15.   Mr Blundell then submitted that the judge had overlooked five relevant considerations when concluding that the appellant could be supported by her family in Bangladesh together with paid care. I have set those out above. However I do not consider that to be the case. The judge had full regard to all the evidence and addressed the statements from the appellant's siblings. She was perfectly aware that the appellant was not as close to her other siblings as she was to her sister in the UK and that she had grown up with her mother and relied latterly upon her sister and she specifically mentioned that at [23]. She considered the circumstances of all three brothers in Bangladesh and her sister and was aware of the feelings of her sister's husband, as mentioned at [18]. She found that there had been an exaggeration of the evidence in regard to the position of the appellants' siblings and did not accept that there would be no support for her within her own family, which was clearly a finding open to her.
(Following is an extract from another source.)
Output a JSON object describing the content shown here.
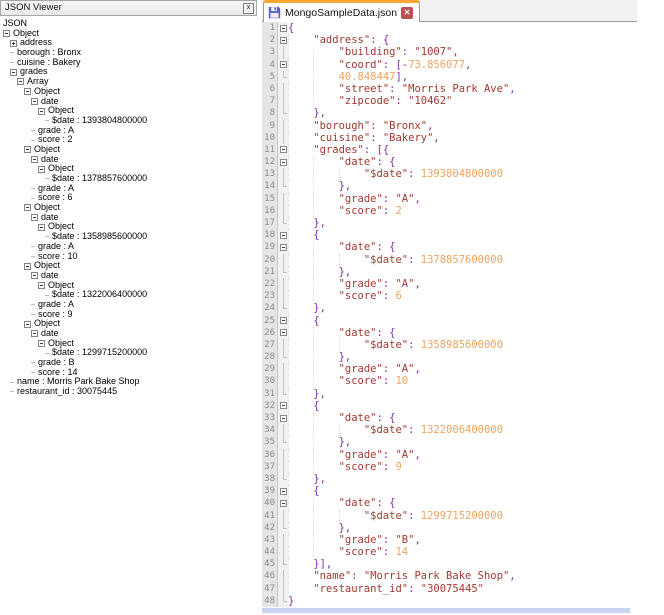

As already stated, the judge plainly had the background material in mind when making her assessment and was aware of the limitations of mental health care in Bangladesh, but she was entitled to conclude that that did not preclude the possibility of a paid carer to supervise the appellant whilst she was accommodated by her family members, bearing in mind her findings at [14] that the appellant was capable of undertaking activities but required supervision. In regard to Mr Blundell's submission that the judge had failed to consider the effect of the appellant's departure on her mother and sister, that was not a matter raised before the judge or supported by evidence and the judge could only have speculated in that regard. The judge plainly concluded that the transition would not be an easy one, and had full regard to the evidence of the social worker, but she provided detailed and cogent reasons for concluding that that was not sufficient to amount to exceptional or compelling circumstances justifying a grant of leave outside the immigration rules, when taking account of the various other factors addressed at [27] to [29].

 

16.   A final point made by Mr Blundell was that the judge had erred by weighing against the appellant the fact that her immigration status was precarious or unlawful, when she had no concept of the matter. He submitted that the appellant's position was akin to that of a child who was not to be held responsible for their immigration status. However it is relevant to note that the Court of Appeal in MA considered that to be the case when initially considering the best interests of the child, but not when going on to consider the wider proportionality balance and the question of reasonableness. The judge, in any event, specifically accepted that the appellant was not to be held responsible for her status and thus accorded no weight on the basis of adverse intentions. She was, nevertheless, entitled to consider in the balance the fact that the appellant had no lawful basis of stay in the UK, her relatives having taken no steps to seek to regularise her position. That was clearly a matter of relevance to the public interest.

 

17.   For all of these reasons I do not find merit in the grounds and submissions challenging the judge's decision. It may be that another judge would have reached a different decision, but equally others may have reached the same decision and it was open to Judge Black to reach the decision that she did on the evidence before her. Her decision was made upon a full and detailed assessment of all the evidence, taking all relevant matters into account and properly applying the law and the immigration rules. She did not make any error of law and she was fully and properly entitled to reach the decision that she did.

 

18.   For all of these reasons I find no errors of law in the judge's decision and I uphold the decision.

 

DECISION

 

19.   T he making of the decision of the First-tier Tribunal did not involve an error on a point of law. I do not set aside the decision. The decision to dismiss the appeal stands .

 

 

 

Anonymity

 

The First-tier Tribunal made an order for anonymity. I continue the order pursuant to rule 14 of the Tribunal Procedure (Upper Tribunal) Rules 2008.